The rate of exisiting home sales is also higher than last year, which soared 18.6% on an annualized basis from 4.24 million units in August 2010.
Investors accounted for nearly one-in-four purchases during the month (22%) as lower home prices and record all-time low mortgage rates drove an increase from 18% in July. The run-up in investor buying, however, was off-set by another increase in purchases by first time buyers, who made 32% of home purchases during the month.
Home sales have been heavily dependent on first time buyers and investors in the current marketplace with few move-up buyers able to make purchases. First time buyers made up 31% of purchases for August 2010, a year ago.
All cash transactions accounted for 29% of purchases in August, which was identical to July and close to year ago levels (28%).
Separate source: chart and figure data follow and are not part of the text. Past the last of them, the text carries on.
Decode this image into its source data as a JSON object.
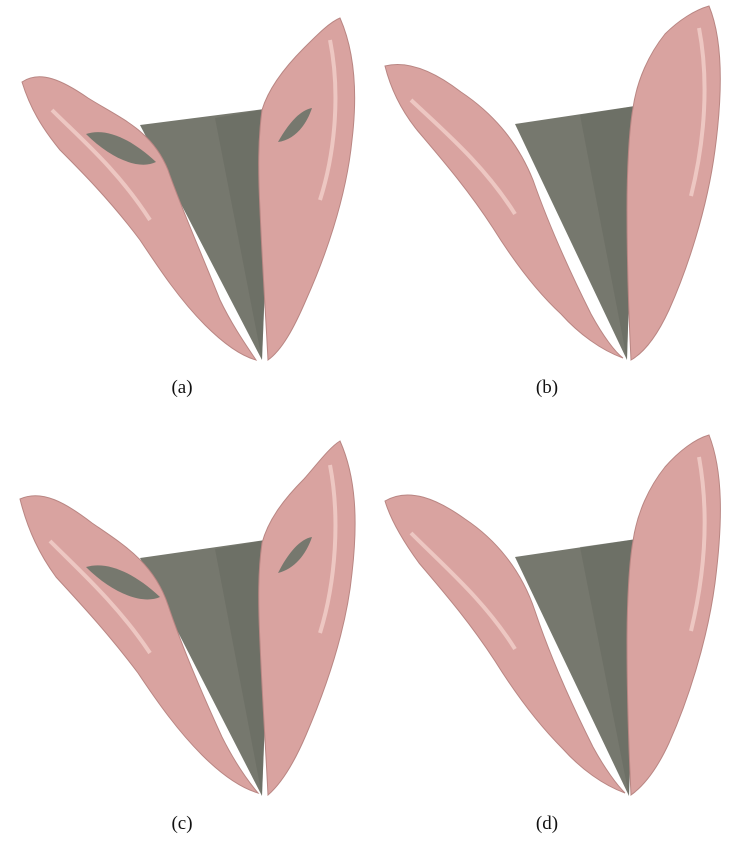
{
  "figure": {
    "panels": [
      {
        "id": "a",
        "caption": "(a)"
      },
      {
        "id": "b",
        "caption": "(b)"
      },
      {
        "id": "c",
        "caption": "(c)"
      },
      {
        "id": "d",
        "caption": "(d)"
      }
    ],
    "colors": {
      "surface": "#d9a3a0",
      "surface_shadow": "#b98683",
      "surface_highlight": "#f1cfcb",
      "plane": "#76786e",
      "plane_dark": "#5f615a"
    }
  }
}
Investors pulling their cash out of other investments like stocks and other financials make up the highest percentage of all cash purchases.
“Investors were more active in absorbing foreclosed properties,” said Lawrence Yun, NAR chief economist. “In addition to bargain hunting, some investors are in the market to hedge against higher inflation.
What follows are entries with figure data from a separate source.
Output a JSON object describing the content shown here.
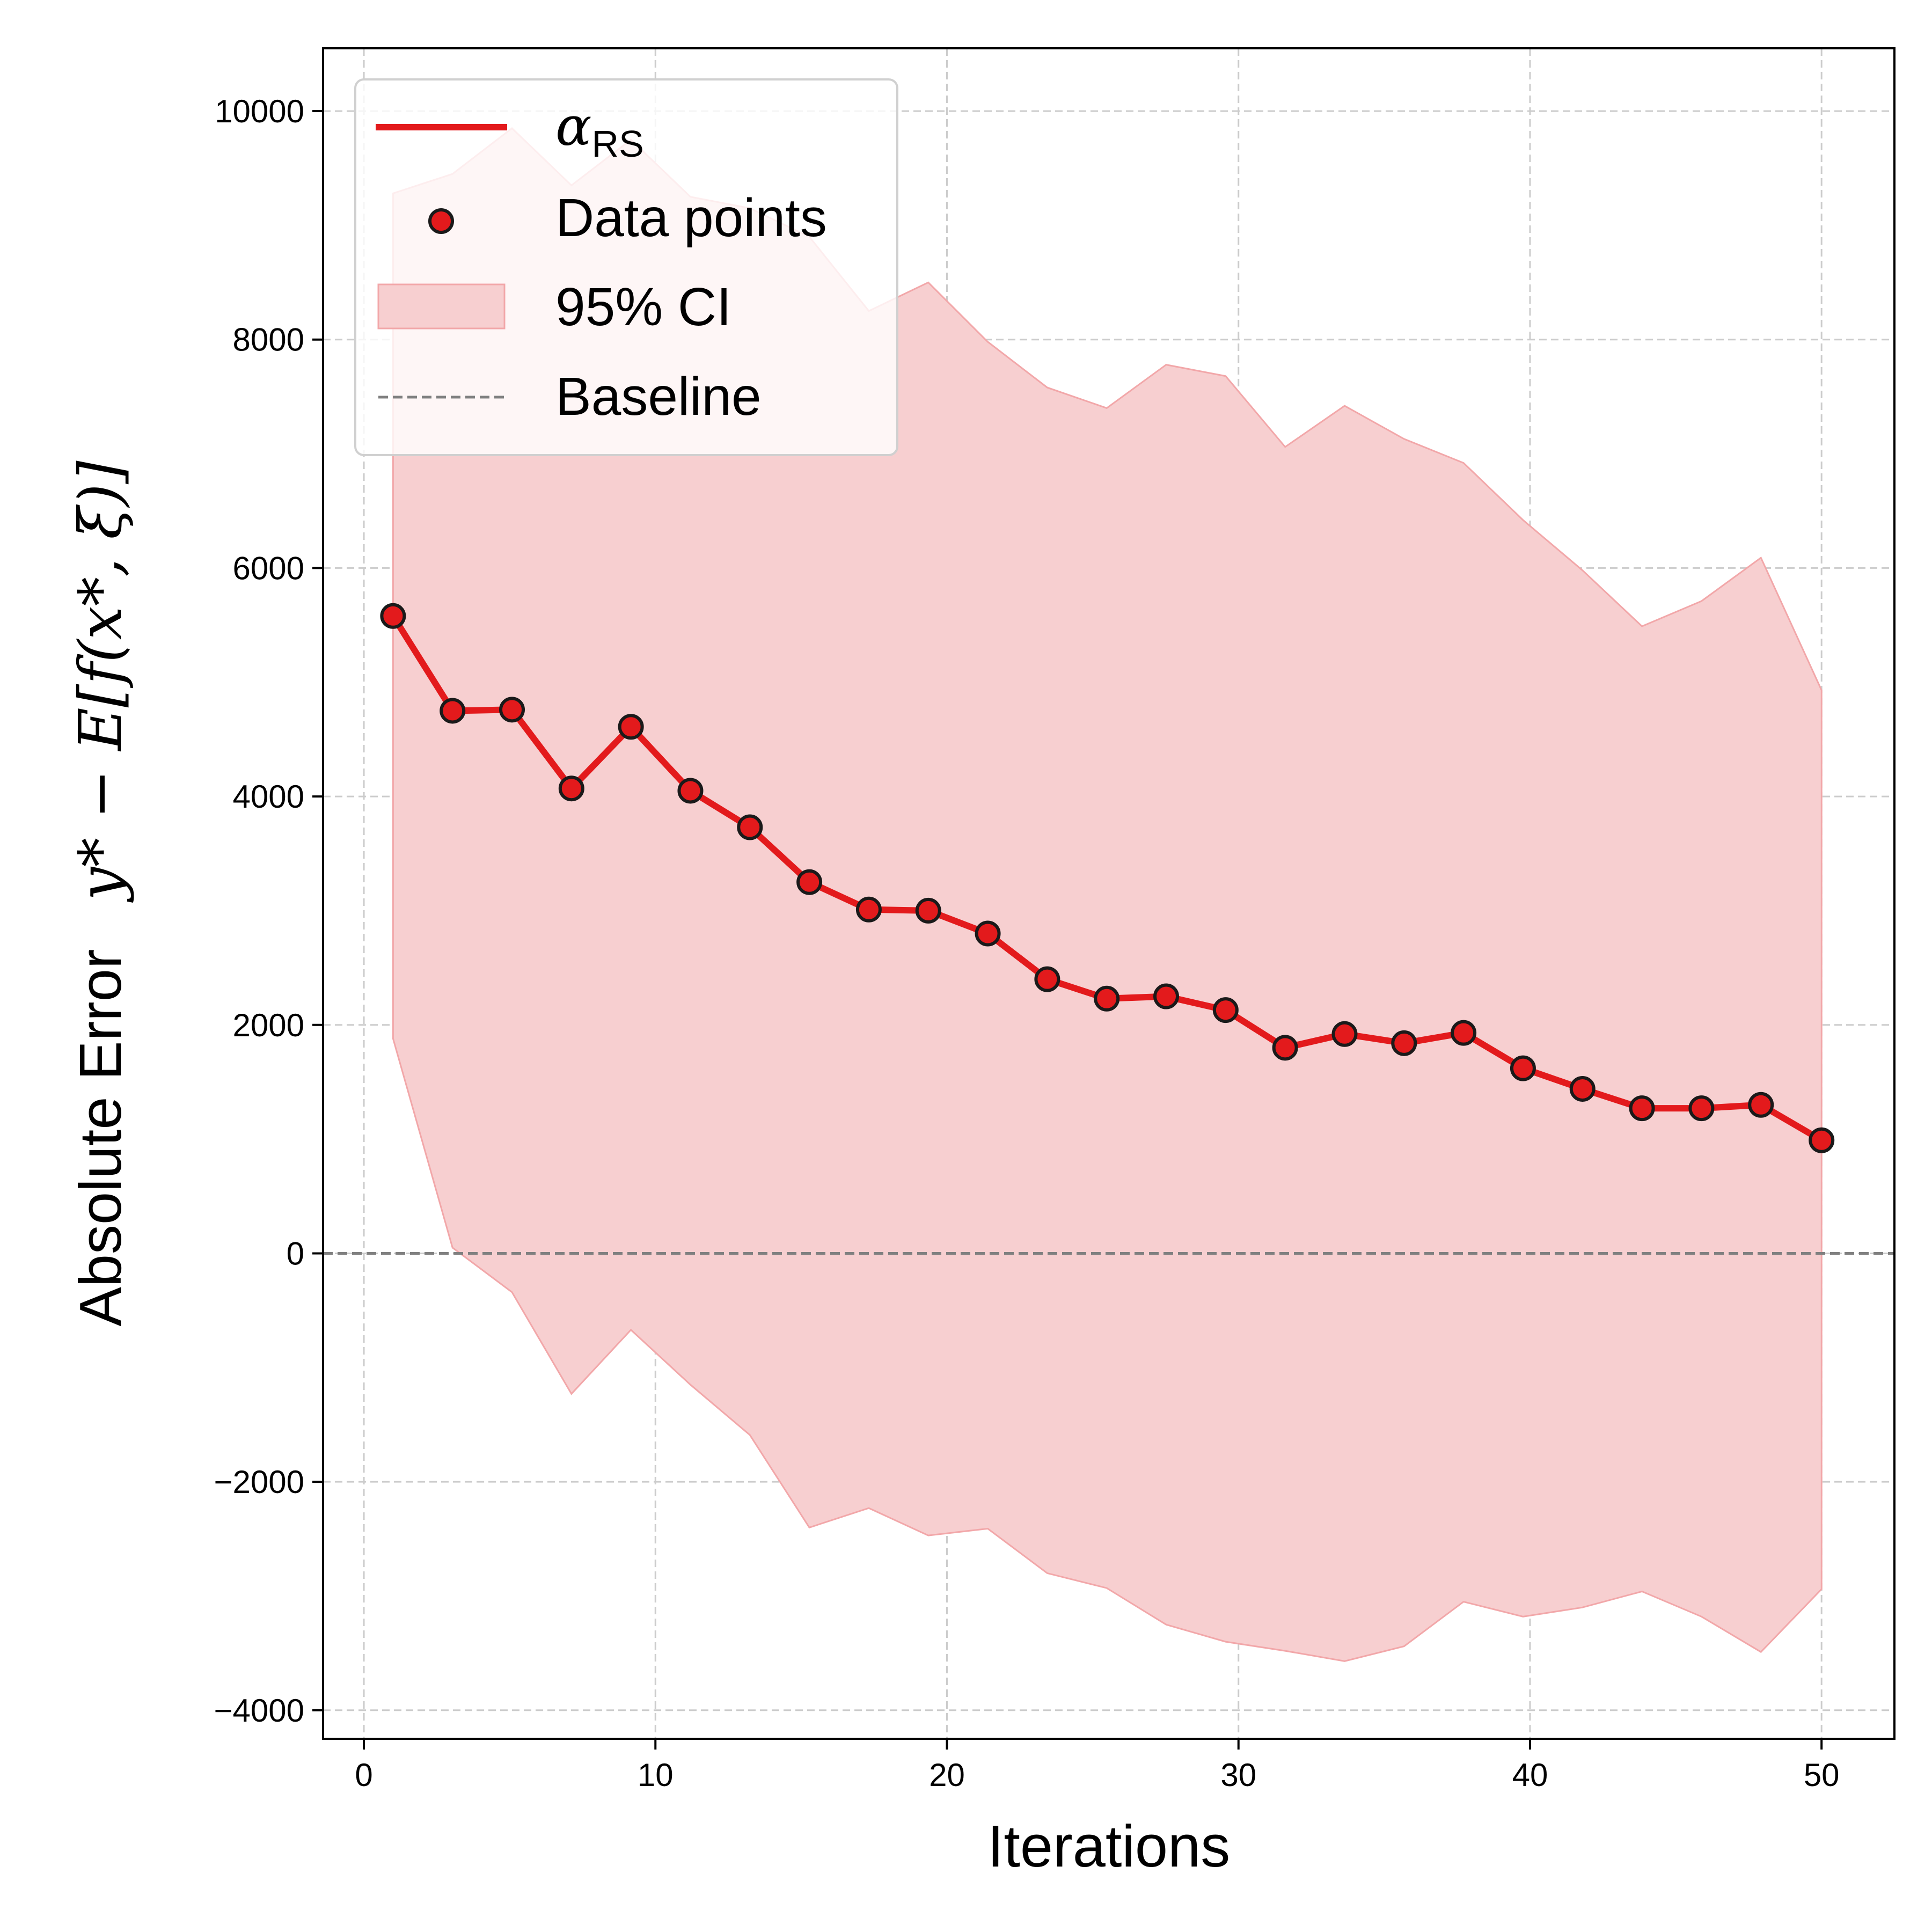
{
  "chart_data": {
    "type": "line",
    "xlabel": "Iterations",
    "ylabel_prefix": "Absolute Error",
    "ylabel_math": "y* − E[f(x*, ξ)]",
    "xlim": [
      -1.4,
      52.5
    ],
    "ylim": [
      -4250,
      10550
    ],
    "xticks": [
      0,
      10,
      20,
      30,
      40,
      50
    ],
    "yticks": [
      -4000,
      -2000,
      0,
      2000,
      4000,
      6000,
      8000,
      10000
    ],
    "ytick_labels": [
      "−4000",
      "−2000",
      "0",
      "2000",
      "4000",
      "6000",
      "8000",
      "10000"
    ],
    "grid": true,
    "legend_position": "top-left",
    "colors": {
      "line": "#e31a1c",
      "marker_fill": "#e31a1c",
      "marker_edge": "#1a1a1a",
      "ci_fill": "#f7cfd0",
      "ci_edge": "#f2a7a9",
      "baseline": "#808080",
      "grid": "#cccccc"
    },
    "legend": [
      {
        "label": "α",
        "label_sub": "RS",
        "kind": "line"
      },
      {
        "label": "Data points",
        "kind": "marker"
      },
      {
        "label": "95% CI",
        "kind": "patch"
      },
      {
        "label": "Baseline",
        "kind": "dashed"
      }
    ],
    "x": [
      1.0,
      3.04,
      5.08,
      7.12,
      9.16,
      11.2,
      13.24,
      15.28,
      17.32,
      19.36,
      21.4,
      23.44,
      25.48,
      27.52,
      29.56,
      31.6,
      33.64,
      35.68,
      37.72,
      39.76,
      41.8,
      43.84,
      45.88,
      47.92,
      50.0
    ],
    "series": [
      {
        "values": [
          5580,
          4750,
          4760,
          4070,
          4610,
          4050,
          3730,
          3250,
          3010,
          3000,
          2800,
          2400,
          2230,
          2250,
          2130,
          1800,
          1920,
          1840,
          1930,
          1620,
          1440,
          1270,
          1270,
          1300,
          990
        ]
      }
    ],
    "ci_upper": [
      9280,
      9450,
      9850,
      9350,
      9750,
      9250,
      9150,
      8900,
      8250,
      8500,
      7980,
      7580,
      7400,
      7780,
      7680,
      7060,
      7420,
      7130,
      6920,
      6420,
      5980,
      5490,
      5710,
      6090,
      4930
    ],
    "ci_lower": [
      1880,
      50,
      -340,
      -1230,
      -670,
      -1150,
      -1590,
      -2400,
      -2230,
      -2470,
      -2410,
      -2800,
      -2930,
      -3250,
      -3400,
      -3480,
      -3570,
      -3440,
      -3050,
      -3180,
      -3100,
      -2960,
      -3180,
      -3490,
      -2940
    ],
    "baseline": 0
  }
}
“We had some disruptions from Hurricane Irene in the closing weekend of August, when many sales normally are finalized, along the Eastern seaboard and in New England ,” Yun said. “As a result, the Northeast saw the smallest sales gain in August, and some general impact is expected in September with widespread flooding from Tropical Storm Lee. Aberrations in housing data are possible over the next couple months as markets recover from disrupted closings and storm damage.”
Record low mortgage rates in September may send home sales even higher during the month. The conventional 30-year fixed rate loan fell to an average of 4.27% in August, down from 4.55% in July, and then dropped to a low of 4.12% in September. Rates on accompanying 15-year fixed rate loans and adjustable rate mortgages remain near record all-time lows as lenders try to attract more mortgage buying activity.